L’arcivescovo ha poi accennato alla presenza di “tante persone buone e accoglienti, che vi aiutano a sperare aprendo davanti a voi la via della vita”. Persone attraverso le quali, ha fatto notare, opera il Signore.
Pur tenendo conto di tutto ciò, ha osservato Nosiglia, non è possibile “dimenticare la realtà, spesso dolorosa e difficile, di tante situazioni di abbandono o di scarsa accoglienza”. Da qui il richiamo dello stesso arcivescovo a “quanti hanno il dovere di promuovere adeguatamente, sotto il profilo umano, civile, sociale, economico e normativo, leggi, strutture, iniziative e personale appropriato per garantire qualità di vita” alle persone disabili.
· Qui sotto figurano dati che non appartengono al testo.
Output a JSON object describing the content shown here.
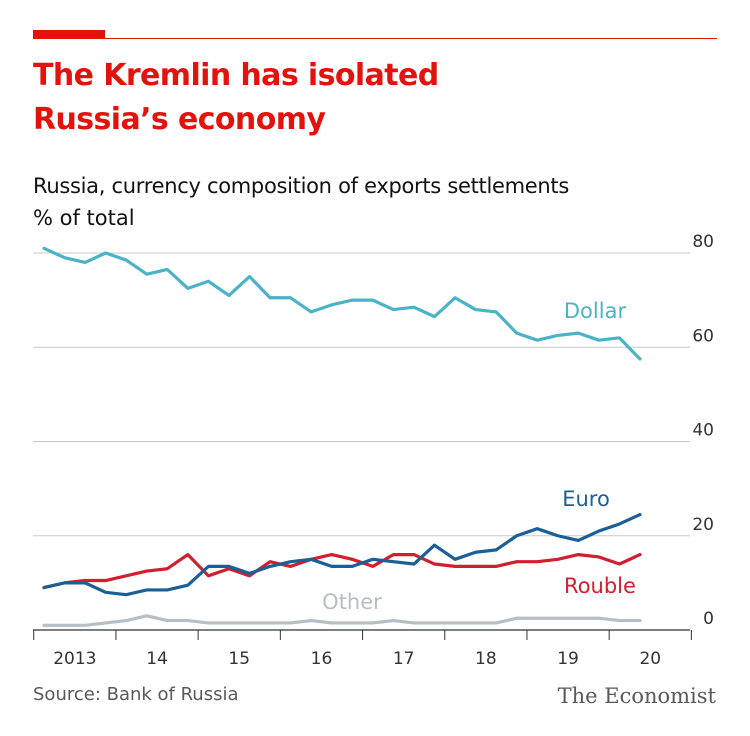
{
  "header": {
    "title_line1": "The Kremlin has isolated",
    "title_line2": "Russia’s economy",
    "subtitle": "Russia, currency composition of exports settlements",
    "unit": "% of total"
  },
  "footer": {
    "source": "Source: Bank of Russia",
    "brand": "The Economist"
  },
  "colors": {
    "accent": "#e3120b",
    "dollar": "#4ab4c6",
    "euro": "#1a5f96",
    "rouble": "#d0202e",
    "other": "#b5bfc5",
    "grid": "#c8c8c8"
  },
  "chart_data": {
    "type": "line",
    "ylim": [
      0,
      80
    ],
    "yticks": [
      0,
      20,
      40,
      60,
      80
    ],
    "x_ticks": [
      "2013",
      "14",
      "15",
      "16",
      "17",
      "18",
      "19",
      "20"
    ],
    "x": [
      "2013Q1",
      "2013Q2",
      "2013Q3",
      "2013Q4",
      "2014Q1",
      "2014Q2",
      "2014Q3",
      "2014Q4",
      "2015Q1",
      "2015Q2",
      "2015Q3",
      "2015Q4",
      "2016Q1",
      "2016Q2",
      "2016Q3",
      "2016Q4",
      "2017Q1",
      "2017Q2",
      "2017Q3",
      "2017Q4",
      "2018Q1",
      "2018Q2",
      "2018Q3",
      "2018Q4",
      "2019Q1",
      "2019Q2",
      "2019Q3",
      "2019Q4",
      "2020Q1",
      "2020Q2"
    ],
    "series": [
      {
        "name": "Dollar",
        "color": "#4ab4c6",
        "values": [
          81,
          79,
          78,
          80,
          78.5,
          75.5,
          76.5,
          72.5,
          74,
          71,
          75,
          70.5,
          70.5,
          67.5,
          69,
          70,
          70,
          68,
          68.5,
          66.5,
          70.5,
          68,
          67.5,
          63,
          61.5,
          62.5,
          63,
          61.5,
          62,
          57.5
        ]
      },
      {
        "name": "Euro",
        "color": "#1a5f96",
        "values": [
          9,
          10,
          10,
          8,
          7.5,
          8.5,
          8.5,
          9.5,
          13.5,
          13.5,
          12,
          13.5,
          14.5,
          15,
          13.5,
          13.5,
          15,
          14.5,
          14,
          18,
          15,
          16.5,
          17,
          20,
          21.5,
          20,
          19,
          21,
          22.5,
          24.5
        ]
      },
      {
        "name": "Rouble",
        "color": "#d0202e",
        "values": [
          9,
          10,
          10.5,
          10.5,
          11.5,
          12.5,
          13,
          16,
          11.5,
          13,
          11.5,
          14.5,
          13.5,
          15,
          16,
          15,
          13.5,
          16,
          16,
          14,
          13.5,
          13.5,
          13.5,
          14.5,
          14.5,
          15,
          16,
          15.5,
          14,
          16
        ]
      },
      {
        "name": "Other",
        "color": "#b5bfc5",
        "values": [
          1,
          1,
          1,
          1.5,
          2,
          3,
          2,
          2,
          1.5,
          1.5,
          1.5,
          1.5,
          1.5,
          2,
          1.5,
          1.5,
          1.5,
          2,
          1.5,
          1.5,
          1.5,
          1.5,
          1.5,
          2.5,
          2.5,
          2.5,
          2.5,
          2.5,
          2,
          2
        ]
      }
    ],
    "series_labels": [
      {
        "name": "Dollar",
        "text": "Dollar"
      },
      {
        "name": "Euro",
        "text": "Euro"
      },
      {
        "name": "Rouble",
        "text": "Rouble"
      },
      {
        "name": "Other",
        "text": "Other"
      }
    ]
  }
}
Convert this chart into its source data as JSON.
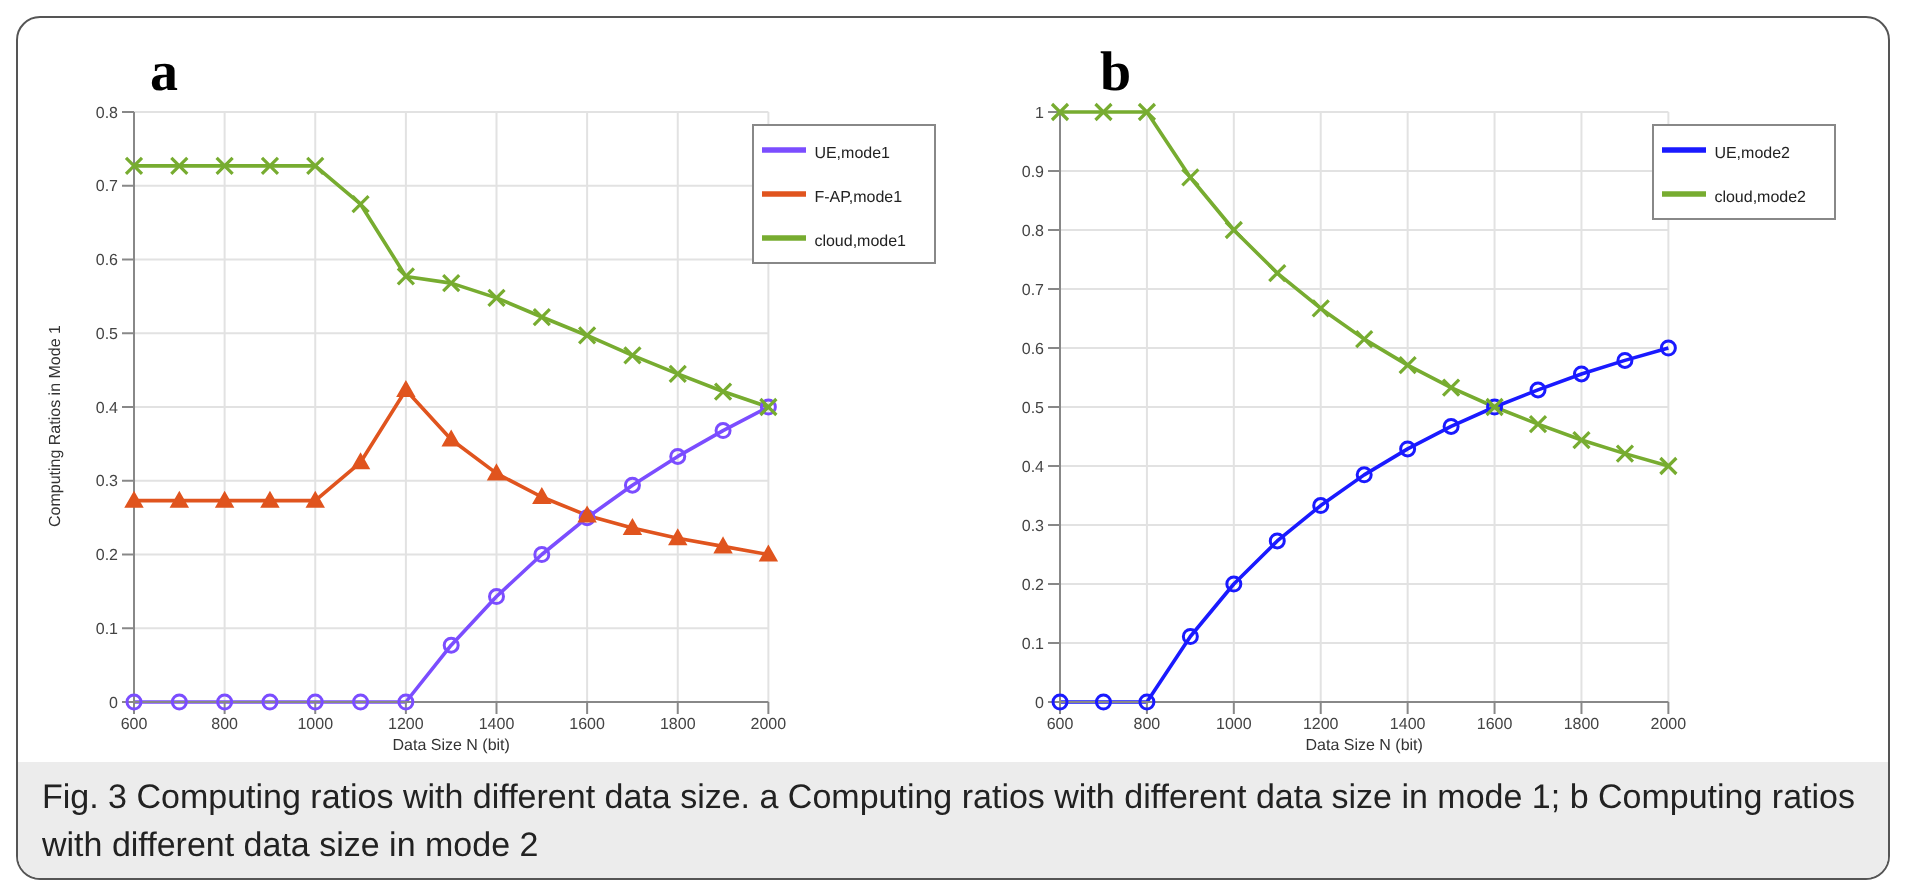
{
  "chart_data": [
    {
      "type": "line",
      "title": "a",
      "xlabel": "Data Size N (bit)",
      "ylabel": "Computing Ratios in Mode 1",
      "x": [
        600,
        700,
        800,
        900,
        1000,
        1100,
        1200,
        1300,
        1400,
        1500,
        1600,
        1700,
        1800,
        1900,
        2000
      ],
      "xlim": [
        600,
        2000
      ],
      "xticks": [
        600,
        800,
        1000,
        1200,
        1400,
        1600,
        1800,
        2000
      ],
      "ylim": [
        0,
        0.8
      ],
      "yticks": [
        0,
        0.1,
        0.2,
        0.3,
        0.4,
        0.5,
        0.6,
        0.7,
        0.8
      ],
      "grid": true,
      "legend": "top right",
      "line_style": "solid",
      "series": [
        {
          "name": "UE,mode1",
          "color": "#7b4dff",
          "marker": "circle",
          "values": [
            0,
            0,
            0,
            0,
            0,
            0,
            0,
            0.077,
            0.143,
            0.2,
            0.25,
            0.294,
            0.333,
            0.368,
            0.4
          ]
        },
        {
          "name": "F-AP,mode1",
          "color": "#e0541e",
          "marker": "triangle",
          "values": [
            0.273,
            0.273,
            0.273,
            0.273,
            0.273,
            0.325,
            0.423,
            0.356,
            0.31,
            0.278,
            0.253,
            0.236,
            0.222,
            0.211,
            0.2
          ]
        },
        {
          "name": "cloud,mode1",
          "color": "#77ac30",
          "marker": "cross",
          "values": [
            0.727,
            0.727,
            0.727,
            0.727,
            0.727,
            0.675,
            0.577,
            0.568,
            0.548,
            0.522,
            0.497,
            0.47,
            0.445,
            0.421,
            0.4
          ]
        }
      ],
      "annotations": [
        "Fig. 3  Computing ratios with different data size. a Computing ratios with different data size in mode 1; b Computing ratios with different data size in mode 2"
      ]
    },
    {
      "type": "line",
      "title": "b",
      "xlabel": "Data Size N (bit)",
      "x": [
        600,
        700,
        800,
        900,
        1000,
        1100,
        1200,
        1300,
        1400,
        1500,
        1600,
        1700,
        1800,
        1900,
        2000
      ],
      "xlim": [
        600,
        2000
      ],
      "xticks": [
        600,
        800,
        1000,
        1200,
        1400,
        1600,
        1800,
        2000
      ],
      "ylim": [
        0,
        1
      ],
      "yticks": [
        0,
        0.1,
        0.2,
        0.3,
        0.4,
        0.5,
        0.6,
        0.7,
        0.8,
        0.9,
        1
      ],
      "grid": true,
      "legend": "top right",
      "line_style": "solid",
      "series": [
        {
          "name": "UE,mode2",
          "color": "#1a1aff",
          "marker": "circle",
          "values": [
            0,
            0,
            0,
            0.111,
            0.2,
            0.273,
            0.333,
            0.385,
            0.429,
            0.467,
            0.5,
            0.529,
            0.556,
            0.579,
            0.6
          ]
        },
        {
          "name": "cloud,mode2",
          "color": "#77ac30",
          "marker": "cross",
          "values": [
            1,
            1,
            1,
            0.889,
            0.8,
            0.727,
            0.667,
            0.615,
            0.571,
            0.533,
            0.5,
            0.471,
            0.444,
            0.421,
            0.4
          ]
        }
      ]
    }
  ]
}
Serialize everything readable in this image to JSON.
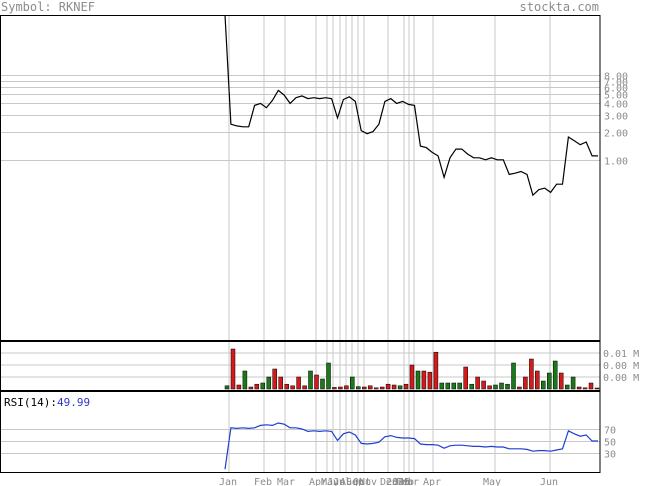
{
  "header": {
    "symbol_label": "Symbol: RKNEF",
    "site": "stockta.com"
  },
  "colors": {
    "label": "#8c8c8c",
    "grid": "#c8c8c8",
    "frame": "#000000",
    "price_line": "#000000",
    "rsi_line": "#1f3fd0",
    "rsi_value": "#2b36c9",
    "volume_up": "#1a7a1a",
    "volume_down": "#d41a1a"
  },
  "chart_data": [
    {
      "type": "line",
      "panel": "price",
      "scale": "log",
      "yticks": [
        8.0,
        7.0,
        6.0,
        5.0,
        4.0,
        3.0,
        2.0,
        1.0
      ],
      "ytick_labels": [
        "8.00",
        "7.00",
        "6.00",
        "5.00",
        "4.00",
        "3.00",
        "2.00",
        "1.00"
      ],
      "series": [
        {
          "values": [
            60,
            2.4,
            2.3,
            2.25,
            2.25,
            3.8,
            4.0,
            3.6,
            4.3,
            5.5,
            4.9,
            4.0,
            4.6,
            4.8,
            4.5,
            4.6,
            4.5,
            4.6,
            4.5,
            2.8,
            4.4,
            4.7,
            4.2,
            2.05,
            1.9,
            2.0,
            2.4,
            4.2,
            4.5,
            4.0,
            4.2,
            3.9,
            3.8,
            1.4,
            1.35,
            1.2,
            1.1,
            0.65,
            1.05,
            1.3,
            1.3,
            1.15,
            1.05,
            1.05,
            1.0,
            1.05,
            1.0,
            1.0,
            0.7,
            0.72,
            0.75,
            0.7,
            0.42,
            0.48,
            0.5,
            0.45,
            0.55,
            0.55,
            1.75,
            1.6,
            1.45,
            1.55,
            1.1,
            1.1
          ]
        }
      ]
    },
    {
      "type": "bar",
      "panel": "volume",
      "ytick_labels": [
        "0.01 M",
        "0.00 M",
        "0.00 M"
      ],
      "bars": [
        {
          "v": 0.08,
          "c": "up"
        },
        {
          "v": 1.0,
          "c": "down"
        },
        {
          "v": 0.1,
          "c": "down"
        },
        {
          "v": 0.45,
          "c": "up"
        },
        {
          "v": 0.05,
          "c": "down"
        },
        {
          "v": 0.12,
          "c": "down"
        },
        {
          "v": 0.15,
          "c": "up"
        },
        {
          "v": 0.3,
          "c": "up"
        },
        {
          "v": 0.5,
          "c": "down"
        },
        {
          "v": 0.3,
          "c": "down"
        },
        {
          "v": 0.12,
          "c": "down"
        },
        {
          "v": 0.08,
          "c": "down"
        },
        {
          "v": 0.3,
          "c": "down"
        },
        {
          "v": 0.08,
          "c": "down"
        },
        {
          "v": 0.45,
          "c": "up"
        },
        {
          "v": 0.35,
          "c": "down"
        },
        {
          "v": 0.25,
          "c": "up"
        },
        {
          "v": 0.65,
          "c": "up"
        },
        {
          "v": 0.04,
          "c": "down"
        },
        {
          "v": 0.05,
          "c": "down"
        },
        {
          "v": 0.08,
          "c": "down"
        },
        {
          "v": 0.3,
          "c": "up"
        },
        {
          "v": 0.06,
          "c": "up"
        },
        {
          "v": 0.05,
          "c": "down"
        },
        {
          "v": 0.08,
          "c": "down"
        },
        {
          "v": 0.03,
          "c": "down"
        },
        {
          "v": 0.05,
          "c": "down"
        },
        {
          "v": 0.12,
          "c": "down"
        },
        {
          "v": 0.1,
          "c": "down"
        },
        {
          "v": 0.08,
          "c": "up"
        },
        {
          "v": 0.12,
          "c": "down"
        },
        {
          "v": 0.6,
          "c": "down"
        },
        {
          "v": 0.45,
          "c": "up"
        },
        {
          "v": 0.45,
          "c": "down"
        },
        {
          "v": 0.42,
          "c": "down"
        },
        {
          "v": 0.92,
          "c": "down"
        },
        {
          "v": 0.15,
          "c": "up"
        },
        {
          "v": 0.15,
          "c": "up"
        },
        {
          "v": 0.15,
          "c": "up"
        },
        {
          "v": 0.15,
          "c": "up"
        },
        {
          "v": 0.55,
          "c": "down"
        },
        {
          "v": 0.12,
          "c": "up"
        },
        {
          "v": 0.3,
          "c": "down"
        },
        {
          "v": 0.2,
          "c": "down"
        },
        {
          "v": 0.08,
          "c": "down"
        },
        {
          "v": 0.1,
          "c": "up"
        },
        {
          "v": 0.15,
          "c": "up"
        },
        {
          "v": 0.12,
          "c": "up"
        },
        {
          "v": 0.65,
          "c": "up"
        },
        {
          "v": 0.05,
          "c": "down"
        },
        {
          "v": 0.3,
          "c": "down"
        },
        {
          "v": 0.75,
          "c": "down"
        },
        {
          "v": 0.45,
          "c": "down"
        },
        {
          "v": 0.2,
          "c": "up"
        },
        {
          "v": 0.4,
          "c": "up"
        },
        {
          "v": 0.7,
          "c": "up"
        },
        {
          "v": 0.4,
          "c": "down"
        },
        {
          "v": 0.1,
          "c": "up"
        },
        {
          "v": 0.3,
          "c": "up"
        },
        {
          "v": 0.05,
          "c": "down"
        },
        {
          "v": 0.03,
          "c": "down"
        },
        {
          "v": 0.15,
          "c": "down"
        },
        {
          "v": 0.02,
          "c": "down"
        }
      ]
    },
    {
      "type": "line",
      "panel": "rsi",
      "label": "RSI(14):",
      "current_value": "49.99",
      "yticks": [
        70,
        50,
        30
      ],
      "ylim": [
        0,
        100
      ],
      "series": [
        {
          "values": [
            3,
            72,
            71,
            72,
            71,
            72,
            76,
            77,
            76,
            80,
            78,
            72,
            72,
            70,
            66,
            67,
            66,
            67,
            66,
            51,
            62,
            65,
            60,
            46,
            45,
            46,
            48,
            57,
            59,
            56,
            55,
            55,
            54,
            45,
            44,
            44,
            43,
            38,
            42,
            43,
            43,
            42,
            41,
            41,
            40,
            41,
            40,
            40,
            37,
            37,
            37,
            36,
            33,
            34,
            34,
            33,
            35,
            37,
            67,
            62,
            58,
            60,
            50,
            50
          ]
        }
      ]
    }
  ],
  "x_axis": {
    "tick_labels": [
      "Jan",
      "Feb",
      "Mar",
      "Apr",
      "May",
      "Jun",
      "Jul",
      "Aug",
      "Sep",
      "Oct",
      "Nov",
      "Dec",
      "Jan",
      "2025",
      "Feb",
      "Mar",
      "Apr",
      "May",
      "Jun"
    ]
  }
}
“La civiltà e la grandezza di un popolo – ha fatto notare Nosiglia – si misurano sulla sua capacità di accogliere e valorizzare le persone che hanno qualche difficoltà fisica o psichica, realizzando in concreto una politica di interventi a sostegno delle loro necessità e di quelle dei loro familiari”.
Secondo l’arcivescovo, “c’è, sempre incombente e preoccupante, la necessità di scuotere l’opinione pubblica, addormentata dai mass-media, che ignorano sistematicamente i problemi delle persone diversamente abili”.
Per Nosiglia, infine, è comunque la “cultura della sobrietà della vita che è necessario ricuperare da parte di tutti, se vogliamo ritrovare la gioia del dono gratuito e della solidarietà disinteressata, scoprendone la ricchezza per se stessi e per gli altri”.